Hi! Here's my question on finding arc length. If I've taken the derivative correctly, is there anyway I can simplify it before putting it into the arc length formula?

1. The problem statement, all variables and given/known data
Find the arc length where 0$$\leq$$x$$\leq$$2
y=(x$$^{3}$$/3)+x$$^{2}$$+x+1/(4x+4)

2. Relevant equations
L=$$\int$$ds=$$\sqrt{1+(dy/dx)^{2}}$$

3. The attempt at a solution
I've only taken the derivative so far:
(dy/dx)=x$$^{2}$$+2x+1-4(4x+4)$$^{-2}$$
=(x+1)$$^{2}$$-4(4x+4)$$^{-2}$$

I tried expanding the equation, but that only makes it more complex.

I know to find the arc length I need to square the derivative and place it in the formula (and possibly using substitution), but I'm just wondering how I can simplify the above equation to make it easier to square and calculate!

Last edited: Jan 23, 2008
2. Jan 24, 2008

### Gib Z

Polynomial division!! =]

3. Jan 24, 2008

### Defennder

Yeah you should get this if you do the polynomial division correctly:

$$\int_0^2 (x+1)^2 + \frac{1}{4(x+1)^4} dx$$.

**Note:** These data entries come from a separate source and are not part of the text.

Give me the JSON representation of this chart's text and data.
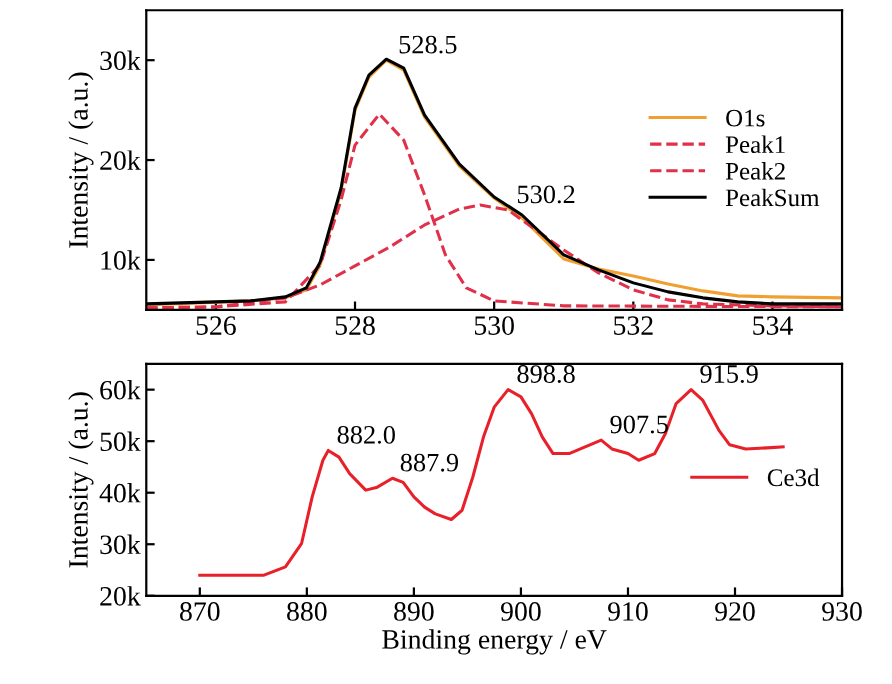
{
  "chart_data": [
    {
      "type": "line",
      "ylabel": "Intensity / (a.u.)",
      "xlim": [
        525,
        535
      ],
      "ylim": [
        5000,
        35000
      ],
      "xticks": [
        526,
        528,
        530,
        532,
        534
      ],
      "yticks": [
        {
          "value": 10000,
          "label": "10k"
        },
        {
          "value": 20000,
          "label": "20k"
        },
        {
          "value": 30000,
          "label": "30k"
        }
      ],
      "legend": "right",
      "grid": false,
      "series": [
        {
          "name": "O1s",
          "color": "#f0a030",
          "line_style": "solid",
          "x": [
            525.0,
            526.5,
            527.0,
            527.3,
            527.5,
            527.8,
            528.0,
            528.2,
            528.45,
            528.7,
            529.0,
            529.5,
            530.0,
            530.4,
            531.0,
            531.5,
            532.0,
            532.5,
            533.0,
            533.5,
            534.0,
            535.0
          ],
          "values": [
            5500,
            5900,
            6200,
            7000,
            9500,
            16900,
            25000,
            28300,
            30000,
            29000,
            24300,
            19400,
            16200,
            14200,
            10100,
            9100,
            8400,
            7600,
            6900,
            6400,
            6300,
            6200
          ]
        },
        {
          "name": "Peak1",
          "color": "#e0304a",
          "line_style": "dashed",
          "x": [
            525.0,
            526.0,
            527.0,
            527.5,
            527.8,
            528.0,
            528.35,
            528.7,
            529.0,
            529.3,
            529.6,
            530.0,
            531.0,
            535.0
          ],
          "values": [
            5200,
            5300,
            5800,
            9500,
            16000,
            21500,
            24600,
            22000,
            16500,
            10500,
            7200,
            5900,
            5400,
            5300
          ]
        },
        {
          "name": "Peak2",
          "color": "#e0304a",
          "line_style": "dashed",
          "x": [
            525.0,
            526.0,
            527.0,
            527.5,
            528.0,
            528.5,
            529.0,
            529.5,
            529.8,
            530.2,
            530.5,
            531.0,
            531.5,
            532.0,
            532.5,
            533.0,
            534.0,
            535.0
          ],
          "values": [
            5200,
            5300,
            6200,
            7500,
            9400,
            11300,
            13500,
            15100,
            15500,
            15000,
            13500,
            11000,
            8700,
            7000,
            6000,
            5600,
            5400,
            5300
          ]
        },
        {
          "name": "PeakSum",
          "color": "#000000",
          "line_style": "solid",
          "x": [
            525.0,
            526.5,
            527.0,
            527.3,
            527.5,
            527.8,
            528.0,
            528.2,
            528.45,
            528.7,
            529.0,
            529.5,
            530.0,
            530.4,
            531.0,
            531.5,
            532.0,
            532.5,
            533.0,
            533.5,
            534.0,
            535.0
          ],
          "values": [
            5600,
            5900,
            6300,
            7200,
            9800,
            17200,
            25200,
            28500,
            30100,
            29200,
            24500,
            19600,
            16300,
            14500,
            10500,
            9000,
            7700,
            6800,
            6200,
            5800,
            5600,
            5600
          ]
        }
      ],
      "annotations": [
        {
          "text": "528.5",
          "x": 528.5,
          "y": 30000
        },
        {
          "text": "530.2",
          "x": 530.2,
          "y": 15000
        }
      ]
    },
    {
      "type": "line",
      "xlabel": "Binding energy / eV",
      "ylabel": "Intensity / (a.u.)",
      "xlim": [
        865,
        930
      ],
      "ylim": [
        20000,
        65000
      ],
      "xticks": [
        870,
        880,
        890,
        900,
        910,
        920,
        930
      ],
      "yticks": [
        {
          "value": 20000,
          "label": "20k"
        },
        {
          "value": 30000,
          "label": "30k"
        },
        {
          "value": 40000,
          "label": "40k"
        },
        {
          "value": 50000,
          "label": "50k"
        },
        {
          "value": 60000,
          "label": "60k"
        }
      ],
      "legend": "right",
      "grid": false,
      "series": [
        {
          "name": "Ce3d",
          "color": "#e8202a",
          "line_style": "solid",
          "x": [
            870,
            876,
            878,
            879.5,
            880.5,
            881.5,
            882.0,
            883,
            884,
            885.5,
            886.5,
            888,
            889,
            890,
            891,
            892,
            893.5,
            894.5,
            895.5,
            896.5,
            897.5,
            898.8,
            900,
            901,
            902,
            903,
            904.5,
            906,
            907.5,
            908.5,
            910,
            911,
            912.5,
            913.5,
            914.5,
            915.9,
            917,
            918.5,
            919.5,
            921,
            923,
            924.5
          ],
          "values": [
            24000,
            24000,
            25600,
            30100,
            39200,
            46300,
            48200,
            46900,
            43700,
            40500,
            41000,
            42800,
            42000,
            39200,
            37200,
            35900,
            34800,
            36600,
            43000,
            50800,
            56600,
            60000,
            58600,
            55300,
            50800,
            47600,
            47600,
            48900,
            50200,
            48500,
            47600,
            46300,
            47600,
            51500,
            57300,
            60000,
            57900,
            52100,
            49300,
            48500,
            48700,
            48900
          ]
        }
      ],
      "annotations": [
        {
          "text": "882.0",
          "x": 882.0,
          "y": 48200
        },
        {
          "text": "887.9",
          "x": 887.9,
          "y": 42800
        },
        {
          "text": "898.8",
          "x": 898.8,
          "y": 60000
        },
        {
          "text": "907.5",
          "x": 907.5,
          "y": 50200
        },
        {
          "text": "915.9",
          "x": 915.9,
          "y": 60000
        }
      ]
    }
  ]
}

To make things easier, denote (x+1) by A or some other letter, then it'll look easier.

EDIT: Fixed error

Last edited: Jan 24, 2008
4. Jan 24, 2008

### HallsofIvy

I would look at it like this:
$$y'= x^2+ 2x+ 1- \frac{4}{(4x+ 4)^2}= x^2+ 2x+ 1- \frac{1}{4(x+1)^2}$$
$$= (x+ 1)^2- \left(\frac{1}{2(x+1)}\right)^2$$
so
$$(y')^2= (x+1)^4- 1/2+ \left(\frac{1}{2(x+1)}\right)^4$$
$$(y')^2+ 1= (x+1)^4+ 1/2+ \left(\frac{1}{2(x+1)}\right)^4$$
$$= \left((x+1)^2+ \left(\frac{1}{2(x+1)}\right)^2\right)^2$$
so that
$$\sqrt{(y')^2+ 1}= (x+1)^2+ \frac{1}{2(x+2)}$$

5. Jan 24, 2008

### Defennder

There's a small error here, the last term should read 1/4(x+1)^2 instead.